Straight into it with Sandra Gonzalez-Bailon on ‘Online Communities, Political Engagement and Public Opinion Formation’. G-B offered a quick overview of internet research over the last 10 years or so...

...and argued that most of these authors wrote about technologies potential rather than actual use, based upon actual data. From this emerges the central question of the presentation: what are the mechanisms mediating internet use and political engagement? “Internet technologies have been said to change democratic politics for five interrelated reasons: first, they provide easy and universal access to information; second, they democratize the process of agenda setting; third, they encourage political participation; fourth, they improve the quality of deliberation; and fifth, they facilitate the organisation of collective action.” (Sandra Gonzalez-Baillon)

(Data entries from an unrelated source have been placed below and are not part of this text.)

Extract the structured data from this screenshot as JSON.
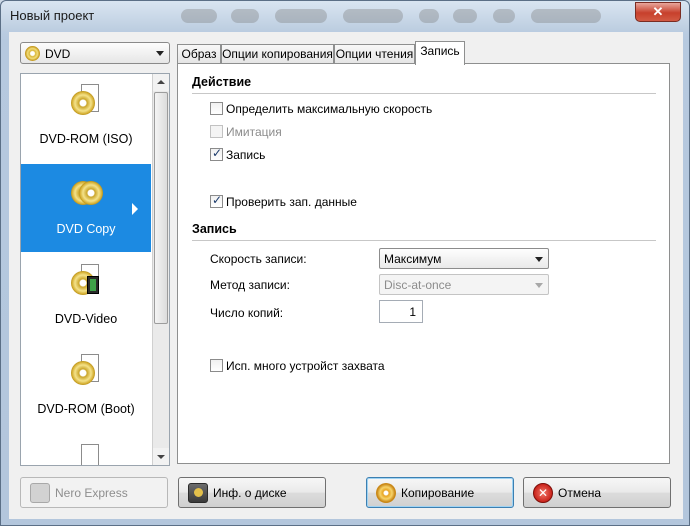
{
  "window": {
    "title": "Новый проект",
    "close_glyph": "✕"
  },
  "drive": {
    "selected": "DVD",
    "icon": "disc-icon"
  },
  "sidebar": {
    "items": [
      {
        "label": "DVD-ROM (ISO)",
        "icon": "dvd-rom-iso-icon",
        "active": false
      },
      {
        "label": "DVD Copy",
        "icon": "dvd-copy-icon",
        "active": true
      },
      {
        "label": "DVD-Video",
        "icon": "dvd-video-icon",
        "active": false
      },
      {
        "label": "DVD-ROM (Boot)",
        "icon": "dvd-rom-boot-icon",
        "active": false
      }
    ]
  },
  "tabs": [
    {
      "label": "Образ",
      "active": false
    },
    {
      "label": "Опции копирования",
      "active": false
    },
    {
      "label": "Опции чтения",
      "active": false
    },
    {
      "label": "Запись",
      "active": true
    }
  ],
  "panel": {
    "action_title": "Действие",
    "options": {
      "max_speed": {
        "label": "Определить максимальную скорость",
        "checked": false,
        "enabled": true
      },
      "simulation": {
        "label": "Имитация",
        "checked": false,
        "enabled": false
      },
      "write": {
        "label": "Запись",
        "checked": true,
        "enabled": true
      },
      "verify": {
        "label": "Проверить зап. данные",
        "checked": true,
        "enabled": true
      }
    },
    "write_title": "Запись",
    "write_speed": {
      "label": "Скорость записи:",
      "value": "Максимум"
    },
    "write_method": {
      "label": "Метод записи:",
      "value": "Disc-at-once",
      "enabled": false
    },
    "copies": {
      "label": "Число копий:",
      "value": "1"
    },
    "multi_device": {
      "label": "Исп. много устройст захвата",
      "checked": false
    }
  },
  "buttons": {
    "nero_express": {
      "label": "Nero Express",
      "enabled": false
    },
    "disc_info": {
      "label": "Инф. о диске"
    },
    "copy": {
      "label": "Копирование"
    },
    "cancel": {
      "label": "Отмена"
    }
  },
  "colors": {
    "selection": "#1c8ae2",
    "titlebar": "#bccde0",
    "close": "#c7402c"
  }
}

Sandra proceeded to highlight some of the questions that complicate these claims - for example who uses online political spaces and for how long? These questions were illustrated with graphs from Pew Research Center’s Internet and American Life Project (2008). Related to the second point: are we returning to ‘coffee house’ notions of public sphere in that, while blogs often canvass news issues later than mainstream outlets, discussion of issues frequently lasts longer. On the third point (they encourage political participation) many online networks are simply reproducing same dynamics as face to face interactions, i.e. core discussions are held between intimates and users who receive feedback stay engaged for longer etc (among others G-B cited Lazarsfeld’s ‘Personal Influence’. On the fourth point (improved quality of deliberation) G-B set up the debate as polarized between Matthew Hindman’s ‘The Myth of Digital Democracy’ and Stephen Coleman et al. In ‘The Internet and Democratic Citizenship’. G-B made the points that most networks are hierarchical with core users over-represented in discussions and that often self-organized communities don’t endure thereby diminishing the optimism of ‘digital democracy’. In “The Structure of Political Discussion Networks: A Model for the Analysis of Online Deliberation” (Gonzalez-Bailon, S., Kaltenbrunner, A., & Banchs, R. E. 2010) the authors attempted to measure the width and depth of deliberation empirically.

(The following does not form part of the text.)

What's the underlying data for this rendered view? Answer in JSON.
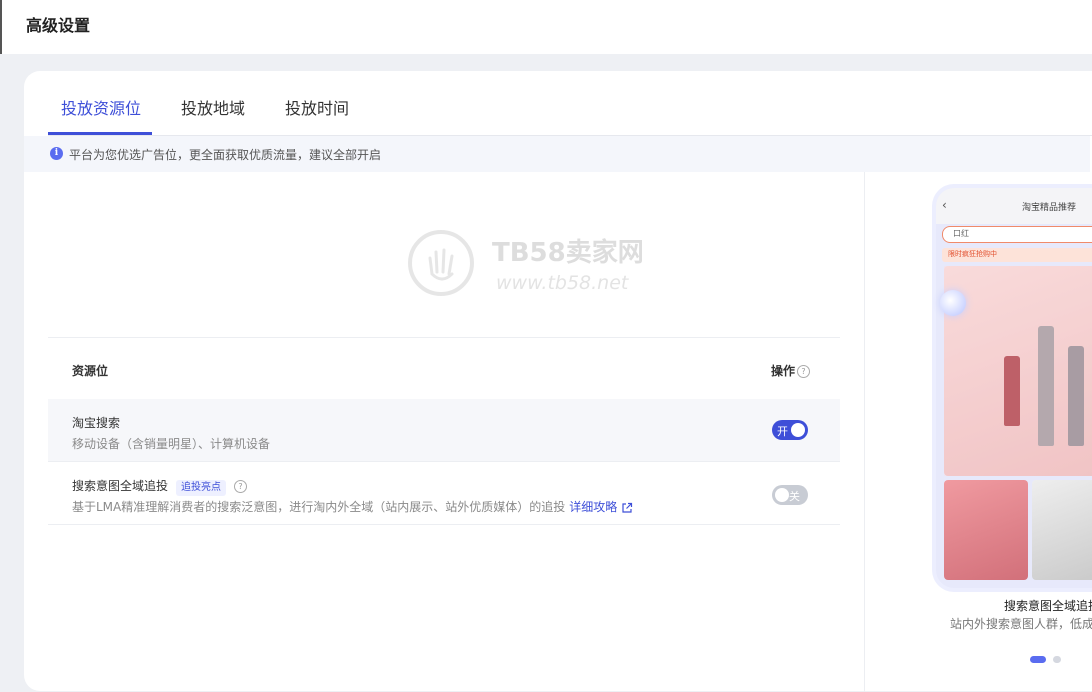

On the fifth and final point G-B cited Bakshy, E., Hofman, J.M., Mason, W.A., & Watts, D.J. 2011. “Everyone’s an Influencer: Quantifying Influence on Twitter” to illustrate that the processes of facilitating collective action are not new, but faster. A small fraction of tweets ‘cascade’ to a wider audience and most influential users are already famous or mainstream news outlets. What circumstances are hospitable to information cascades - the user (tweeter) or content (tweet) or unrelated historical/social circumstances? We need more research to answer these questions?

G-B’s work was based on two observational case studies: political discussions in Usenet (1999-2005) and BBC World News Forum (2005-2009). The methodological approach was quantitative and frequently represented in some intriguing graphs measuring everything from survival probabilities to the emotional content of discussions (which tended to get unhappier and angrier over time). It was acknowledged that political engagement was by a self-selecting community (people already interested in politics) and that political consequences of discussions cannot be predicted - evidenced by unsuccessful attempts by marketers to harness viral mechanisms in order to influence opinion. Benedict Anderson’s ‘Imagined Communities’ (1983, 2006) was cited for it’s usefulness in understanding how collective identities evolve and may also be facilitated by online communication.

Sandra’s session was an excellent start to the fortnight - partly because it was pertinent to my work (albeit coming from a completely different methodological and analytical paradigm) and partly because it set the pace... Breakneck. Already, after an hour and a half, I had a better understanding of internet research history and current debate and a head buzzing with questions and references to chase up. One of these kept reoccurring: the work of Alberto Melucci, in particular, ‘Challenging Codes: collective action int he information age’.